Hastening the exit of the more marginal coal plants from European grids would enable the deployment of cheaper, cleaner and more efficiency technologies – opening up a gap for demand response technologies and battery power to fill, for example.

Sadly, last December, energy ministers in the Council adopted a very backward-looking general approach which kept the door open to delivering yet more subsidies to coal power through poorly designed capacity mechanisms. This is despite all member states’ support for the 2015 Paris Agreement and despite the fact that seven member states have now announced coal phase outs.

So policymakers in the Commission and MEPs need to gear up to defend the 550 legislation in trilateral negotiations, set to begin shortly.
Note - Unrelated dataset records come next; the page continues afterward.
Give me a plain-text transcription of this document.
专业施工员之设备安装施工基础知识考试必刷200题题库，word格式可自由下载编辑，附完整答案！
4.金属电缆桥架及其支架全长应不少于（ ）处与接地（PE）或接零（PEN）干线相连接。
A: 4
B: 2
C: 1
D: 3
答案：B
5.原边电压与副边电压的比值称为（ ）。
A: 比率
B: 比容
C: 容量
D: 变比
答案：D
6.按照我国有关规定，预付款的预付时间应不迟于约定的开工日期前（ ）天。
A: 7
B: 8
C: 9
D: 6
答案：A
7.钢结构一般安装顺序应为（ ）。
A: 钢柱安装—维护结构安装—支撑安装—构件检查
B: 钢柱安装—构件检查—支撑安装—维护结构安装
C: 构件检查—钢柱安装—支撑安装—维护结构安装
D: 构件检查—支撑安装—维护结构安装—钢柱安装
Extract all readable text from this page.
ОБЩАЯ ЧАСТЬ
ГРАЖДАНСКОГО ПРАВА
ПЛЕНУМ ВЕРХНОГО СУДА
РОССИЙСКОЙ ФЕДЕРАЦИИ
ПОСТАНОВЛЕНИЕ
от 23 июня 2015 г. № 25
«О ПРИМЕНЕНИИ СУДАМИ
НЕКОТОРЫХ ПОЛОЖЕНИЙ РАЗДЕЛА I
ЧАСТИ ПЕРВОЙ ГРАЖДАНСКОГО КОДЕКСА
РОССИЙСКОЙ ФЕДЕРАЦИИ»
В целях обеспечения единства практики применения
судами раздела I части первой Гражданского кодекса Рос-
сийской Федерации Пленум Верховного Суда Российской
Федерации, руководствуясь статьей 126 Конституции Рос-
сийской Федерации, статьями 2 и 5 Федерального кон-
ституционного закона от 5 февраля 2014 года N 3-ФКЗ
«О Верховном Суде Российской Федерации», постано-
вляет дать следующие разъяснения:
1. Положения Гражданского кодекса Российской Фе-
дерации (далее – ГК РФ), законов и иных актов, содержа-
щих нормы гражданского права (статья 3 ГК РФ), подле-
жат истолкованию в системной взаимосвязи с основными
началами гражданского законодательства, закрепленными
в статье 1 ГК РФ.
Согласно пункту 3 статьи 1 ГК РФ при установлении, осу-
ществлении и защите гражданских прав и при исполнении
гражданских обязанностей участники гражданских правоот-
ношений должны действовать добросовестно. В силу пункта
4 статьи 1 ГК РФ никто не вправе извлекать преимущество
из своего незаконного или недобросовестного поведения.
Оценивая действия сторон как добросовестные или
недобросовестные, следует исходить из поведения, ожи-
The stakes are high.

But, believe it or not, in supporting an end to coal subsidies, MEPs and Commission officials can take inspiration from the US, where the Federal Energy Regulatory Commission (FERC) – the US body that is supposed to ensure just, reasonable and non-discriminatory prices in the federal US electricity markets and that has been stuffed with Trump appointees in recent months.

In January this year, FERC unanimously rejected US Energy Secretary Rick Perry’s highly politicised plan to change the rules of the energy market to require buyers in the competitive market regions to ensure “full cost recovery for power plants with a 90-day supply of fuel on hand” under the guise of increasing “resilience.”

This would have been nothing more than a simple – publicly funded – handout to uneconomic coal and nuclear plants. And it is precisely the kind of mechanism that we need to be ending once and for all in Europe.

In rejecting the proposed rules, one of the FERC commissioners, Richard Glick, put it like this:

“The proposed rule had little, if anything, to do with resilience, and was instead aimed at subsidising certain uncompetitive electric generation technologies…it is important to consider the resilience of the bulk power system in a larger context that accounts for the changing electricity industry rather than seeking to preserve the status quo.”

This is precisely the principle that should guide MEPs through the trilogues when they start in the coming weeks. If we allow these new forms of fossil fuel subsidy to extend the lives of dirty coal plants that would otherwise retire, the EU will fail in its climate mission – and will end up burdening European consumers with higher bills and poorer health in the meantime.